En arrivant en Europe, c'est donc le swing, le foxtrot et le ragtime mais aussi le blues que le régiment amène avec lui. Tout un héritage de la musique noire américaine. En février et mars, avant de pouvoir enfin se battre aux côtés des Alliés sous la pression des autorités françaises, le régiment de James Reese Europe sillonne l'Hexagone et joue pour les Américains, les Britanniques et les Français. A la tête d'un big band de 60 musiciens un jour, James Reese Europe n'en est pas moins un chef militaire le lendemain. Les Harlem Hellfighters sont décorés de la croix de guerre française à l'issue de la Grande Guerre, tant leur bravoure impressionne.
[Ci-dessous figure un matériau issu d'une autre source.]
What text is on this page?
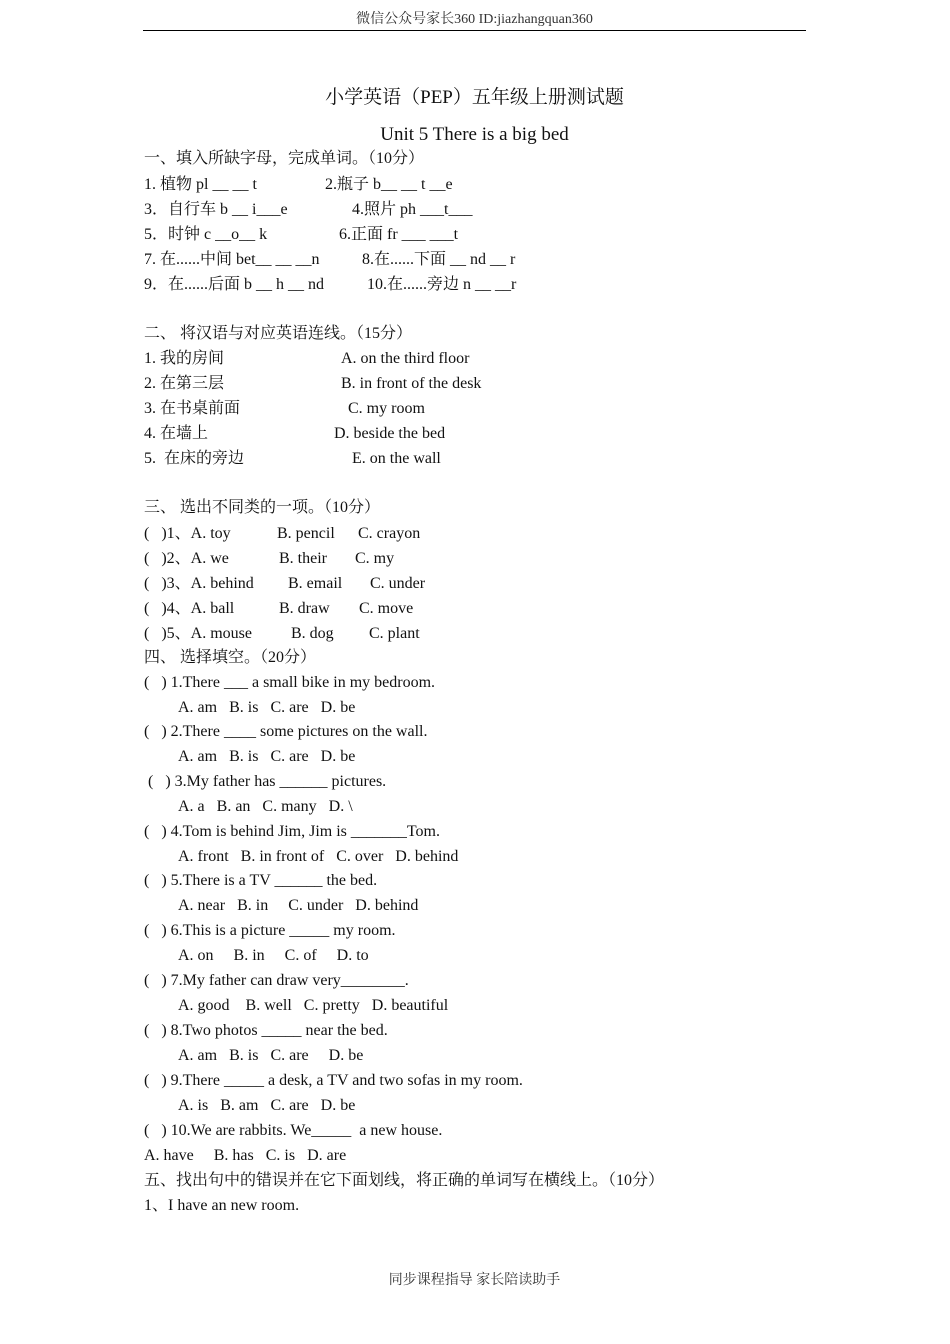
微信公众号家长360 ID:jiazhangquan360
小学英语（PEP）五年级上册测试题
Unit 5 There is a big bed
一、填入所缺字母，完成单词。（10分）
1. 植物 pl __ __ t	2.瓶子 b__ __ t __e
3．自行车 b __ i___e	4.照片 ph ___t___
5．时钟 c __o__ k	6.正面 fr ___ ___t
7. 在......中间 bet__ __ __n	8.在......下面 __ nd __ r
9．在......后面 b __ h __ nd	10.在......旁边 n __ __r
二、 将汉语与对应英语连线。（15分）
1. 我的房间	A. on the third floor
2. 在第三层	B. in front of the desk
3. 在书桌前面	C. my room
4. 在墙上	D. beside the bed
5.  在床的旁边	E. on the wall
三、 选出不同类的一项。（10分）
(   )1、A. toy	B. pencil C. crayon
(   )2、A. we	B. their C. my
(   )3、A. behind B. email C. under
(   )4、A. ball	B. draw C. move
(   )5、A. mouse B. dog C. plant
四、 选择填空。（20分）
(   ) 1.There ___ a small bike in my bedroom.
A. am   B. is   C. are   D. be
(   ) 2.There ____ some pictures on the wall.
A. am   B. is   C. are   D. be
(   ) 3.My father has ______ pictures.
A. a   B. an   C. many   D. \
(   ) 4.Tom is behind Jim, Jim is _______Tom.
A. front   B. in front of   C. over   D. behind
(   ) 5.There is a TV ______ the bed.
A. near   B. in     C. under   D. behind
(   ) 6.This is a picture _____ my room.
A. on     B. in     C. of     D. to
(   ) 7.My father can draw very________.
A. good    B. well   C. pretty   D. beautiful
(   ) 8.Two photos _____ near the bed.
A. am   B. is   C. are     D. be
(   ) 9.There _____ a desk, a TV and two sofas in my room.
A. is   B. am   C. are   D. be
(   ) 10.We are rabbits. We_____  a new house.
A. have     B. has   C. is   D. are
五、找出句中的错误并在它下面划线，将正确的单词写在横线上。（10分）
1、I have an new room.
同步课程指导 家长陪读助手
Leur devise, au moment de sortir des tranchées pour se jeter sur l'ennemie est claire: "God damn, let's go !"

En 1919, les Harlem Hellfighters réalisent leurs premiers enregistrements pour les frères Pathé. Parmi les morceaux enregistrés, le célèbre « Memphis Blues », qui signe l'arrivée du ragtime en Europe. De retour aux États-Unis, ils enregistrent seize nouveaux disques pour la firme Pathé. Certains resteront en France, où une scène jazz émerge progressivement, trouvant dans ce pays une terre d'accueil moins hostile que les États-Unis.

James Reese Europe meurt en mai 1919, tué par l'un de ses anciens camarades d'armée lors d'un concert. Il sera le premier afro-américain à recevoir des funérailles publiques. Si le Roi du jazz a la postérité discrète aujourd'hui, c'est aussi parce qu'à sa mort, en 1919, il laisse sa place à des grands noms du jazz tels que Duke Ellington ou Louis Armstrong.

La ville de Nantes lui a donc fort justement rendu hommage la semaine dernière.